I don't think anyone would have thought one way or the other about that loose screw. The baby's dad was an adult. He could see that loose screw as well as anyone when placing his bag in the compartment. There would have to have been a precise order of occurrences for that screw to pop out and land right in the baby's carrier. I guess what I'm saying is that in retrospect it would have been an unlikely set of circumstances to pose a danger to that baby. Somehow, my OCD mind made it a likely, no, a probable, scenario of danger. That's what cognitive distortions will do to you. All or nothing thinking. Catastrophizing. It's hard to see reality when distortions blind your vision. Even with my new awareness however, I still continued to struggle with whether I should approach the parents or not. That tricky, tricky OCD.

In case you're wondering, a little while after I realized my cognitive distortions, the family got off the train. Everyone was fine and in good health, including that precious little baby. Now as for myself, I continued the rest of the trip alternating between sky-high anxiety and utter exhaustion. Nevertheless, I was so excited with my "aha" moment. That's when I started to grasp that perhaps something good was beginning to take place in my brain.


  1. What an excellent question in and of itself: "What is the right question?"

    We do tend to stack the deck against us. If we don't want to respond to a compulsive urge (like picking up a stick on the sidewalk), then we often tell ourselves that we are uncaring and selfish.

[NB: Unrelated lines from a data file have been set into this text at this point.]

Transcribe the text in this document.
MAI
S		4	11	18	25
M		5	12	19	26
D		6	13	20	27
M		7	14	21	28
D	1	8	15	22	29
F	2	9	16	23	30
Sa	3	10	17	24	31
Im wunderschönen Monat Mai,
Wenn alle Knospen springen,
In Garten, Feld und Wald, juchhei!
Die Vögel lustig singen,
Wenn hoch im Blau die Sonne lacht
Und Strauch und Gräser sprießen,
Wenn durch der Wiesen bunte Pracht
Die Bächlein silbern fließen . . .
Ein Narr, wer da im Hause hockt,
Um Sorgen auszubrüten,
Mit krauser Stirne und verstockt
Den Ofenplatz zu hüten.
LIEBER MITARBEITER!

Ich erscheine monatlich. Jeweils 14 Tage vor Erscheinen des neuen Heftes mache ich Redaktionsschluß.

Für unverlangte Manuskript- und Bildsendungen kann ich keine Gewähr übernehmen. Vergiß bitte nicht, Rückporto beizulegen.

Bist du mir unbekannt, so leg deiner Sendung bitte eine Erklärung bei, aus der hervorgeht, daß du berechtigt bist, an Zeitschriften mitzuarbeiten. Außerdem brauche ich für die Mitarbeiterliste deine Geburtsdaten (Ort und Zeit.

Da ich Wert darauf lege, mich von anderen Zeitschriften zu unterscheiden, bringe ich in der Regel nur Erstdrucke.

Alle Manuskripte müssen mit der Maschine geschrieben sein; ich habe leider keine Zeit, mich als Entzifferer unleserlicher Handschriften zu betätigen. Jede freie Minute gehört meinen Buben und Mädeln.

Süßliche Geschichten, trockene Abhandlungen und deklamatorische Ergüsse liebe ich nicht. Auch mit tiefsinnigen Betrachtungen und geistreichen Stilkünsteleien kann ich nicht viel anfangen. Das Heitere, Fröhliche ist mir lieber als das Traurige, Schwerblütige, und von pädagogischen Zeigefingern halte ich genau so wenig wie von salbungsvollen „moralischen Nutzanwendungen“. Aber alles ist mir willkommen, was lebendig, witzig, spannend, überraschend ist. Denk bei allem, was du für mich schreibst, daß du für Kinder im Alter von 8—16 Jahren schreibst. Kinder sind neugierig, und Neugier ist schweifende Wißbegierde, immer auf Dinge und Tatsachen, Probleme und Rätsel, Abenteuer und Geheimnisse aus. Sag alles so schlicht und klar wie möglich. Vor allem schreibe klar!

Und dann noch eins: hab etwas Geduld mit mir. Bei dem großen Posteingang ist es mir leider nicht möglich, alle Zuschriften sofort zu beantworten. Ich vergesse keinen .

But you're right. Why not ask: Would anyone else find the stick dangerous?

    It seems that those of use with disorders like OCD, GAD and depression tend to turn on ourselves first, blame ourselves first. It's so sad. But you had a wonderful "aha" moment. Thank you for sharing it and teaching me something that I hadn't thought of!

    1. Hey Tina! I'm glad this was helpful for you. You are so right about blaming ourselves. I am always the first one I think of having done something wrong if things aren't perfect. Trying to stop doing that. I'm also working to take "perfect" out of my vocabulary. It doesn't really exist anyway.

  2. Wow!!Congradulations!! Good for you! I'm so happy for you. That was a really good break-thru. Of course you were exhausted after all that mental work. Next time will be easier, i hope.

    1. Thanks Karin. It definitely was mental work. Sometimes it does get easier now. Sometimes I still forget to ask myself the right question. But I guess it takes time to change habits that have developed over 4 decades.

  3. Oh, I just love this post.........so many lessons in it. And I love the idea of making it a point to "ask the right question." The right question can certainly put things in perspective. Thanks for a great post!